Во мне родилось желание выйти из компартии, но я вначале решил сохранить его в тайне. Я даже почувствовал странную свободу… Наблюдай себе за тем, как люди мира взрывают и расстреливают друг друга, но не забывай и про свои интересы… Да, отец меня вырастил коммунистом, и я поверил было в возможность жизни без противоречий и бед, но сам-то я жил в тяжёлых условиях, а теперь? Ты сочтёшь меня предателем, Наташа? Нечестным человеком?
– Не забывай о ходе истории, – сказала она задумчиво. – Меняются эпохи, и с ними теории, и нет такого мыслителя, чьи идеи оставались бы всегда актуальны. Маркс появился в то время, когда в бельгийских угольных шахтах работали девочки десяти лет, имеет ли сегодняшнее изобилие что-то общее с тем веком?

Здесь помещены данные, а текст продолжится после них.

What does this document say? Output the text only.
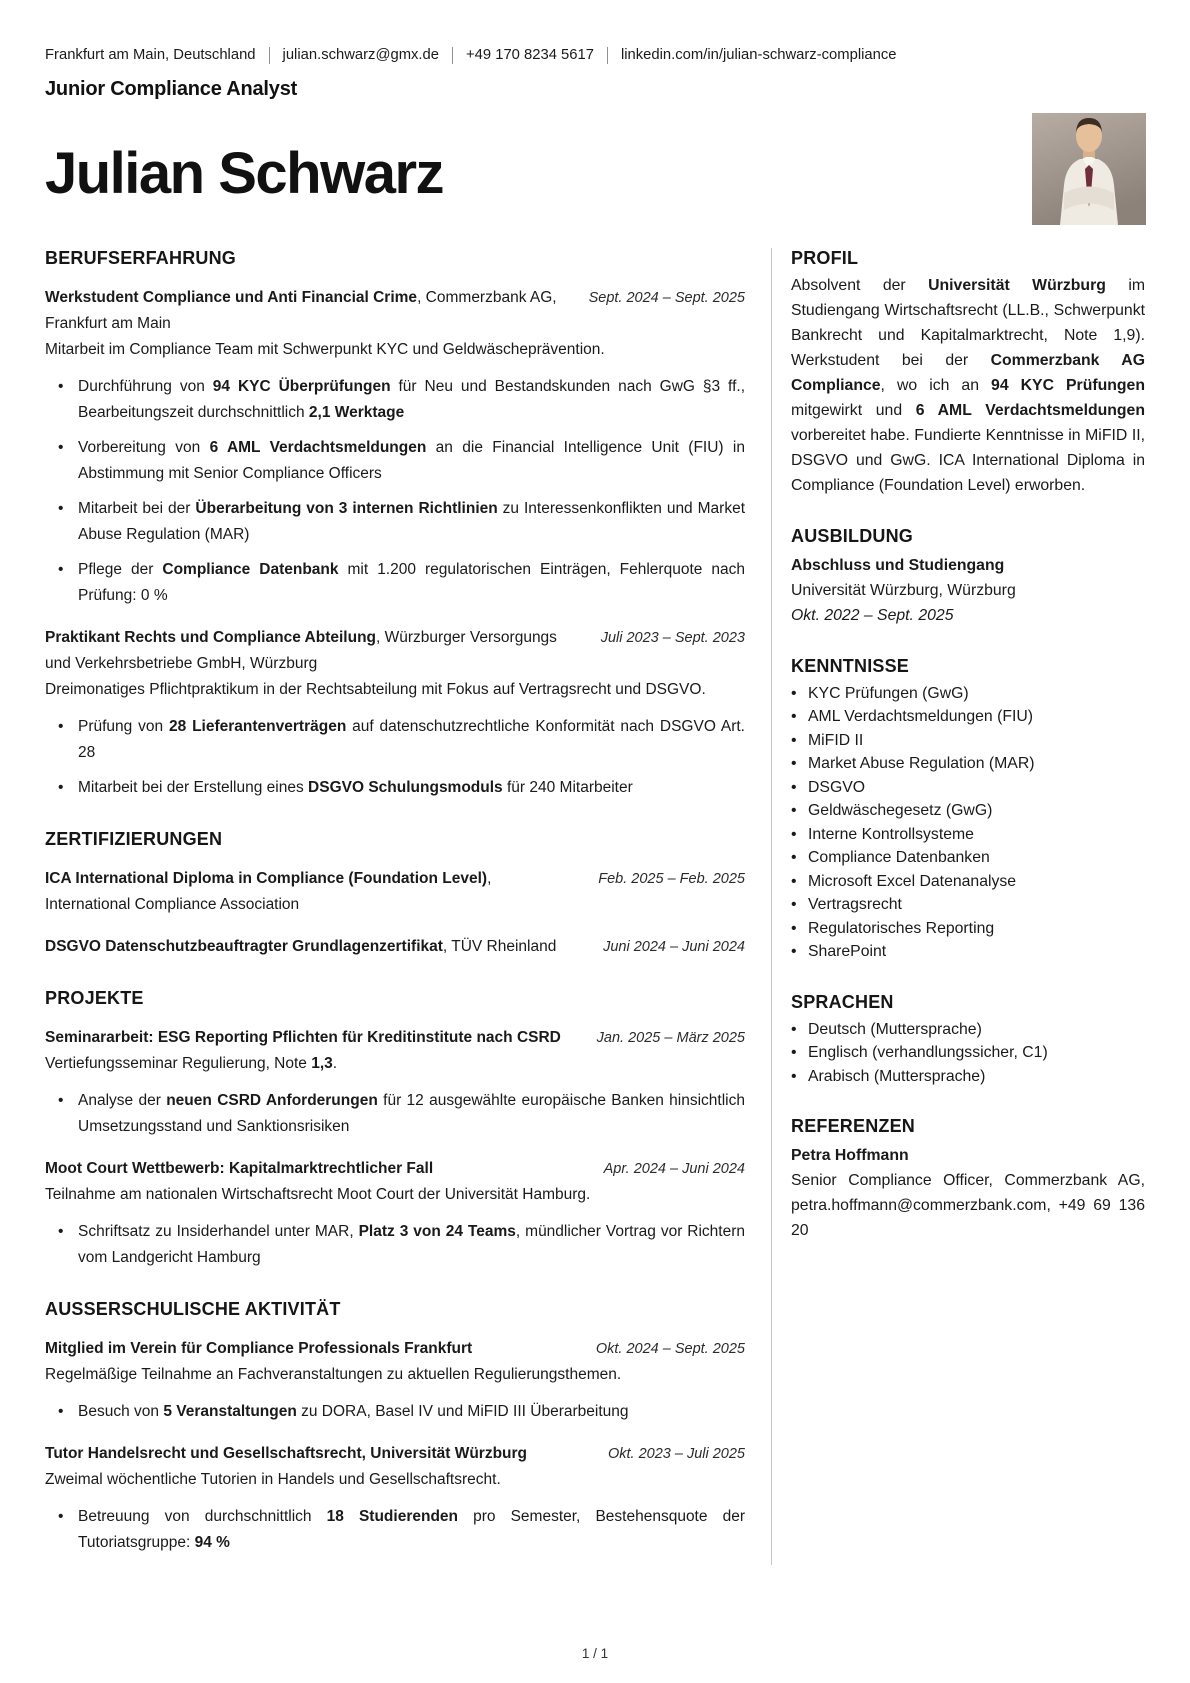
Frankfurt am Main, Deutschland julian.schwarz@gmx.de +49 170 8234 5617 linkedin.com/in/julian-schwarz-compliance
Junior Compliance Analyst
Julian Schwarz
BERUFSERFAHRUNG
Sept. 2024 – Sept. 2025
Werkstudent Compliance und Anti Financial Crime, Commerzbank AG, Frankfurt am Main
Mitarbeit im Compliance Team mit Schwerpunkt KYC und Geldwäscheprävention.
• Durchführung von 94 KYC Überprüfungen für Neu und Bestandskunden nach GwG §3 ff., Bearbeitungszeit durchschnittlich 2,1 Werktage
• Vorbereitung von 6 AML Verdachtsmeldungen an die Financial Intelligence Unit (FIU) in Abstimmung mit Senior Compliance Officers
• Mitarbeit bei der Überarbeitung von 3 internen Richtlinien zu Interessenkonflikten und Market Abuse Regulation (MAR)
• Pflege der Compliance Datenbank mit 1.200 regulatorischen Einträgen, Fehlerquote nach Prüfung: 0 %
Juli 2023 – Sept. 2023
Praktikant Rechts und Compliance Abteilung, Würzburger Versorgungs und Verkehrsbetriebe GmbH, Würzburg
Dreimonatiges Pflichtpraktikum in der Rechtsabteilung mit Fokus auf Vertragsrecht und DSGVO.
• Prüfung von 28 Lieferantenverträgen auf datenschutzrechtliche Konformität nach DSGVO Art. 28
• Mitarbeit bei der Erstellung eines DSGVO Schulungsmoduls für 240 Mitarbeiter
ZERTIFIZIERUNGEN
Feb. 2025 – Feb. 2025
ICA International Diploma in Compliance (Foundation Level), International Compliance Association
Juni 2024 – Juni 2024
DSGVO Datenschutzbeauftragter Grundlagenzertifikat, TÜV Rheinland
PROJEKTE
Jan. 2025 – März 2025
Seminararbeit: ESG Reporting Pflichten für Kreditinstitute nach CSRD
Vertiefungsseminar Regulierung, Note 1,3.
• Analyse der neuen CSRD Anforderungen für 12 ausgewählte europäische Banken hinsichtlich Umsetzungsstand und Sanktionsrisiken
Apr. 2024 – Juni 2024
Moot Court Wettbewerb: Kapitalmarktrechtlicher Fall
Teilnahme am nationalen Wirtschaftsrecht Moot Court der Universität Hamburg.
• Schriftsatz zu Insiderhandel unter MAR, Platz 3 von 24 Teams, mündlicher Vortrag vor Richtern vom Landgericht Hamburg
AUSSERSCHULISCHE AKTIVITÄT
Okt. 2024 – Sept. 2025
Mitglied im Verein für Compliance Professionals Frankfurt
Regelmäßige Teilnahme an Fachveranstaltungen zu aktuellen Regulierungsthemen.
• Besuch von 5 Veranstaltungen zu DORA, Basel IV und MiFID III Überarbeitung
Okt. 2023 – Juli 2025
Tutor Handelsrecht und Gesellschaftsrecht, Universität Würzburg
Zweimal wöchentliche Tutorien in Handels und Gesellschaftsrecht.
• Betreuung von durchschnittlich 18 Studierenden pro Semester, Bestehensquote der Tutoriatsgruppe: 94 %
PROFIL
Absolvent der Universität Würzburg im Studiengang Wirtschaftsrecht (LL.B., Schwerpunkt Bankrecht und Kapitalmarktrecht, Note 1,9). Werkstudent bei der Commerzbank AG Compliance, wo ich an 94 KYC Prüfungen mitgewirkt und 6 AML Verdachtsmeldungen vorbereitet habe. Fundierte Kenntnisse in MiFID II, DSGVO und GwG. ICA International Diploma in Compliance (Foundation Level) erworben.
AUSBILDUNG
Abschluss und Studiengang
Universität Würzburg, Würzburg
Okt. 2022 – Sept. 2025
KENNTNISSE
• KYC Prüfungen (GwG)
• AML Verdachtsmeldungen (FIU)
• MiFID II
• Market Abuse Regulation (MAR)
• DSGVO
• Geldwäschegesetz (GwG)
• Interne Kontrollsysteme
• Compliance Datenbanken
• Microsoft Excel Datenanalyse
• Vertragsrecht
• Regulatorisches Reporting
• SharePoint
SPRACHEN
• Deutsch (Muttersprache)
• Englisch (verhandlungssicher, C1)
• Arabisch (Muttersprache)
REFERENZEN
Petra Hoffmann
Senior Compliance Officer, Commerzbank AG, petra.hoffmann@commerzbank.com, +49 69 136 20
1 / 1
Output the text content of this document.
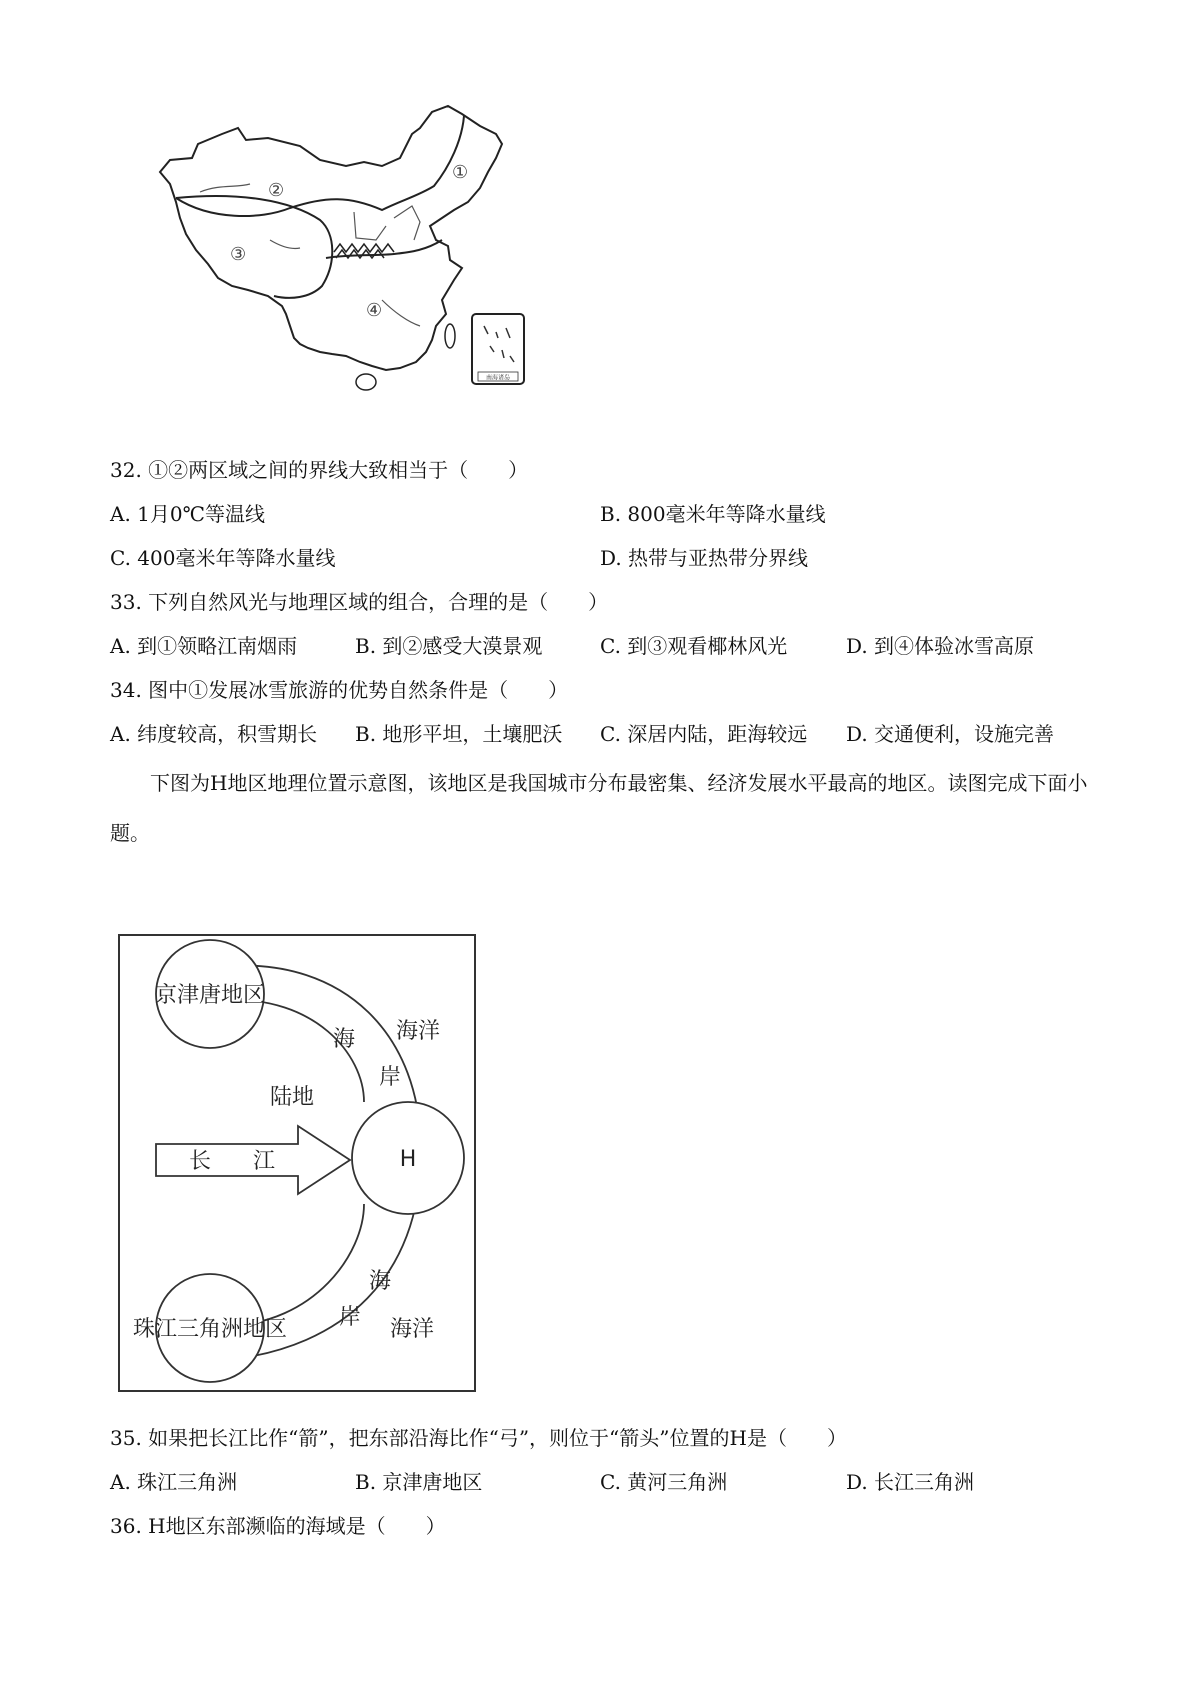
①
②
③
④
南海诸岛
32. ①②两区域之间的界线大致相当于（　　）
A. 1月0℃等温线	B. 800毫米年等降水量线
C. 400毫米年等降水量线	D. 热带与亚热带分界线
33. 下列自然风光与地理区域的组合，合理的是（　　）
A. 到①领略江南烟雨	B. 到②感受大漠景观	C. 到③观看椰林风光	D. 到④体验冰雪高原
34. 图中①发展冰雪旅游的优势自然条件是（　　）
A. 纬度较高，积雪期长 B. 地形平坦，土壤肥沃 C. 深居内陆，距海较远 D. 交通便利，设施完善
下图为H地区地理位置示意图，该地区是我国城市分布最密集、经济发展水平最高的地区。读图完成下面小题。
京津唐地区
珠江三角洲地区
H
陆地
长 江
海
岸
海洋
海
岸 海洋
35. 如果把长江比作“箭”，把东部沿海比作“弓”，则位于“箭头”位置的H是（　　）
A. 珠江三角洲	B. 京津唐地区	C. 黄河三角洲	D. 长江三角洲
36. H地区东部濒临的海域是（　　）
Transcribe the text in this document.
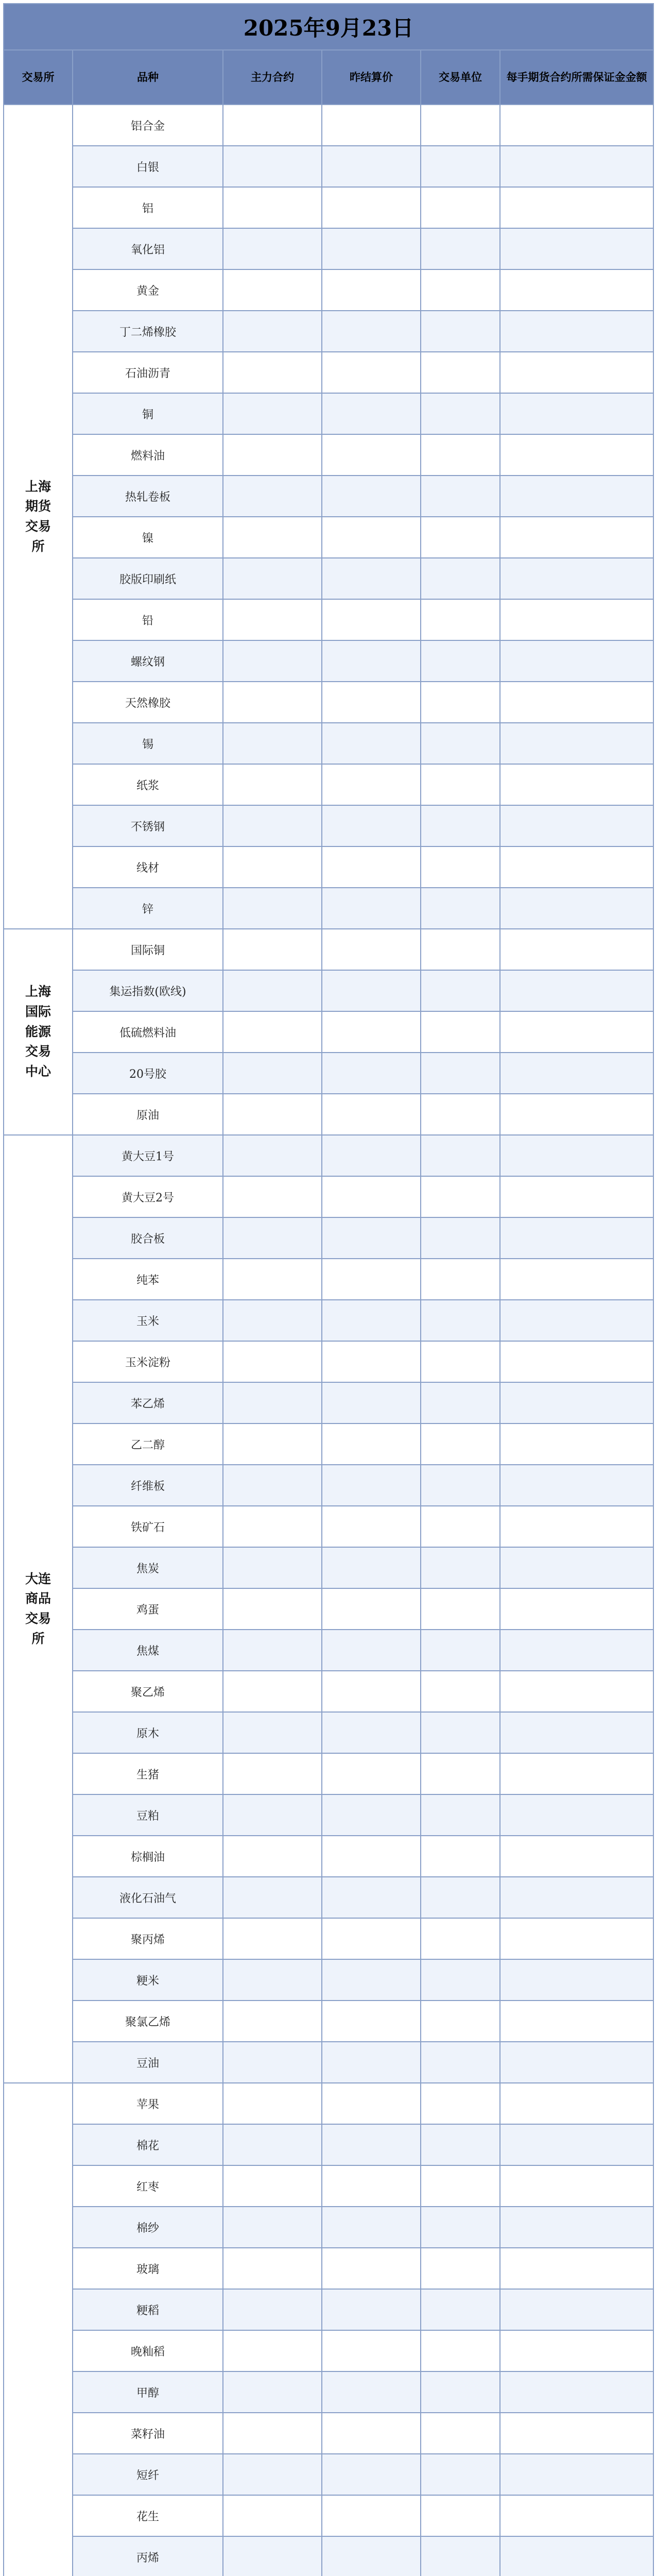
2025年9月23日					
交易所	品种	主力合约	昨结算价	交易单位	每手期货合约所需保证金金额
上海期货交易所	铝合金				
	白银				
	铝				
	氧化铝				
	黄金				
	丁二烯橡胶				
	石油沥青				
	铜				
	燃料油				
	热轧卷板				
	镍				
	胶版印刷纸				
	铅				
	螺纹钢				
	天然橡胶				
	锡				
	纸浆				
	不锈钢				
	线材				
	锌				
上海国际能源交易中心	国际铜				
	集运指数(欧线)				
	低硫燃料油				
	20号胶				
	原油				
大连商品交易所	黄大豆1号				
	黄大豆2号				
	胶合板				
	纯苯				
	玉米				
	玉米淀粉				
	苯乙烯				
	乙二醇				
	纤维板				
	铁矿石				
	焦炭				
	鸡蛋				
	焦煤				
	聚乙烯				
	原木				
	生猪				
	豆粕				
	棕榈油				
	液化石油气				
	聚丙烯				
	粳米				
	聚氯乙烯				
	豆油				
	苹果				
	棉花				
	红枣				
	棉纱				
	玻璃				
	粳稻				
	晚籼稻				
	甲醇				
	菜籽油				
	短纤				
	花生				
	丙烯				
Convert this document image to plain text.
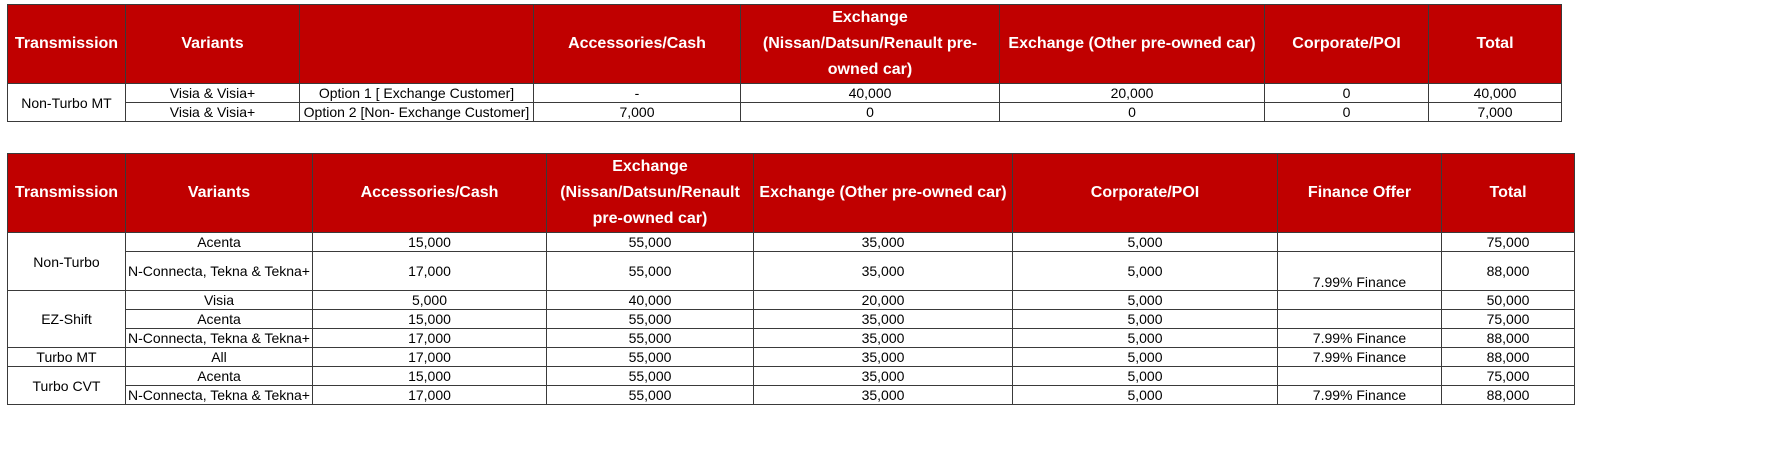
Transmission	Variants		Accessories/Cash	Exchange (Nissan/Datsun/Renault pre-owned car)	Exchange (Other pre-owned car)	Corporate/POI	Total
Non-Turbo MT	Visia & Visia+	Option 1 [ Exchange Customer]	-	40,000	20,000	0	40,000
	Visia & Visia+	Option 2 [Non- Exchange Customer]	7,000	0	0	0	7,000
Transmission	Variants	Accessories/Cash	Exchange (Nissan/Datsun/Renault pre-owned car)	Exchange (Other pre-owned car)	Corporate/POI	Finance Offer	Total
Non-Turbo	Acenta	15,000	55,000	35,000	5,000		75,000
	N-Connecta, Tekna & Tekna+	17,000	55,000	35,000	5,000	7.99% Finance	88,000
EZ-Shift	Visia	5,000	40,000	20,000	5,000		50,000
	Acenta	15,000	55,000	35,000	5,000		75,000
	N-Connecta, Tekna & Tekna+	17,000	55,000	35,000	5,000	7.99% Finance	88,000
Turbo MT	All	17,000	55,000	35,000	5,000	7.99% Finance	88,000
Turbo CVT	Acenta	15,000	55,000	35,000	5,000		75,000
	N-Connecta, Tekna & Tekna+	17,000	55,000	35,000	5,000	7.99% Finance	88,000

– При всём сказанном, – продолжал Нидаль, – я теперь ещё быстрее вспыхиваю, чем раньше. Я теперь вообще представить себя не могу без марксизма. Иной раз прочтёшь какую-нибудь статью в газете или журнале, увидишь на чьей-то стене портрет Кастро или Че Гевары, и успокаиваюсь: теория и практика социализма не умерли.
– Тебе нужно было время, чтобы освоиться у нас, – сказала Наташа.
– Так и произошло. Я постепенно успокоился, только иногда накатывает тоска, причём она длится месяцами! Тогда я кажусь себе заблудившимся в пустыне: куда ни глянешь, всюду песок.
За окнами сгустилась тьма, и Наташа встала и зажгла свет, и налила воды в электрический самовар. При этом она напевала популярную песенку:
Ой, цветёт калина в поле у ручья,
Парня молодого полюбила я.
Парня полюбила на свою беду.
Не могу открыться, слов я не найду.
Потом она бросилась в кровать, в объятия Нидаля, отчего он уронил альбом с фотографиями, который взял с подоконника и рассматривал.
– У тебя в жизни была настоящая любовь? – спросила Наташа.
– Да, была. Мне тогда было семь лет, а ей шесть.
Опять – взрыв её хохота, который его обидел:
– В таком случае, больше я ничего о себе не скажу.
И он показал ей на фотографию негра, снятого в обнимку с ней, рядом с большим зеркалом.
– Кто это?
– Его зовут Тимбо, он из Уганды. Я его называю «Шоколадный».
Нидаль покачал головой и указал на другое фото, высокого парня с чёрной бородкой, с которым Наташа целовалась перед высотным зданием.
– А это кто?
– Это Шамиль из Дагестана, тут мы на фоне института, где он учится, на фармацевтическом отделении.
И ещё об одном юноше спросил Нидаль: со светлыми волосами, он был снят в обнимку с Наташей на палубе корабля.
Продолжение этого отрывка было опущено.